Luminescent MoS2 quantum dots with reverse saturable absorption prepared by pulsed laser ablation

Abstract

Effects of quantum confinement, focusing on upconversion and downconversion photoluminescence and reverse saturable absorption, on MoS2 quantum dots produced by nanosecond UV laser ablations is not widely reported. The effect of wavelength and pulse energy of ablating laser on the size, colloidal stability, upconversion and downconversion photoluminescence and non-linear properties of MoS2 quantum dots (QDs) are reported here.
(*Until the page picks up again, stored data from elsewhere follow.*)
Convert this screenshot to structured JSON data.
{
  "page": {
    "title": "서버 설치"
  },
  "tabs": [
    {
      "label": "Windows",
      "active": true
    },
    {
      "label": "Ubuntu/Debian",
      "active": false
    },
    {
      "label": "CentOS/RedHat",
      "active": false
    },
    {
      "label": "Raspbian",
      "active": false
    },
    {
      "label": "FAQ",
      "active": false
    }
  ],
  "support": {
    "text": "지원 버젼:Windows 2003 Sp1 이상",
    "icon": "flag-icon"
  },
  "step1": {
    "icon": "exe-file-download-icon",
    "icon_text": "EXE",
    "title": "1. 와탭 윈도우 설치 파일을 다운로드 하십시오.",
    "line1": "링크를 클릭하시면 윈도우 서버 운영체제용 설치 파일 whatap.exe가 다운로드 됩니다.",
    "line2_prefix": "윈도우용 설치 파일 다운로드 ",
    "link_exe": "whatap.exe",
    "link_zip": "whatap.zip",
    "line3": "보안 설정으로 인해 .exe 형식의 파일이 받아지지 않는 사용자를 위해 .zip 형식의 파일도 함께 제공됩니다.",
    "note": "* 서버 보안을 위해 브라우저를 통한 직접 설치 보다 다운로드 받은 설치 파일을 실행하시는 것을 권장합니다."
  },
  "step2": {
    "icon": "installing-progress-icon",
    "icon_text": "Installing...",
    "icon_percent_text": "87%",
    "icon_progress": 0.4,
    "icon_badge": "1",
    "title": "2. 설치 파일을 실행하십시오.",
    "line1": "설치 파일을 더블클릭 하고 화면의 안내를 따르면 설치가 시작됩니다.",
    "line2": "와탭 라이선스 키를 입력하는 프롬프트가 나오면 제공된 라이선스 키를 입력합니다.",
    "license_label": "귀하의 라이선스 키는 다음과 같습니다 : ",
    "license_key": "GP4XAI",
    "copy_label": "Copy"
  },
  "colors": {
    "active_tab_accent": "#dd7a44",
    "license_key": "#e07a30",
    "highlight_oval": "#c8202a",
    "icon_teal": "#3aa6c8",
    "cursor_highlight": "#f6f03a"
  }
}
MoS2 QDs are grown by pulsed laser ablation (PLA) from bulk MoS2 pellets in deionized (DI) water with UV (355 nm), visible (532 nm) and IR (1064 nm) laser beams from a nanosecond Nd-YAG laser source and ablation is repeated with varying pulse energy. The target MoS2 pellet prepared for ablation was sintered at 800 °C in nitrogen ambience for 8 h. Hexagonal structure of MoS2 pellet is confirmed by XRD and Raman spectroscopy before and after sintering. The exfoliated MoS2 QDs dispersion show appreciable photon upconversion (UPC) and down conversion (DC) photoluminescence (PL). The downconversion PL emission shows multiple peaks. QDs size is found to vary with the wavelength of the ablating laser beam. The mean particle size, measured by dynamic light scattering measurements and TEM analysis, is in the range of 2–30 nm. Absorbance measurement shows high energy peaks around 5.88 eV (211 nm) with shoulder peak at 3.79 eV (327 nm) corresponding to MoS2 QDs. MoS2 QDs dispersion show moderate dispersion stability as per zeta potential analysis. Raman analysis of spin coated few layer MoS2 QDs shows characteristic in-plane (E12g) and out-of-plane (A1g) vibrational modes of MoS2. Nonlinear optical studies of colloidal MoS2 show reverse saturable absorption (RSA) due to two photon absorption (TPA) process.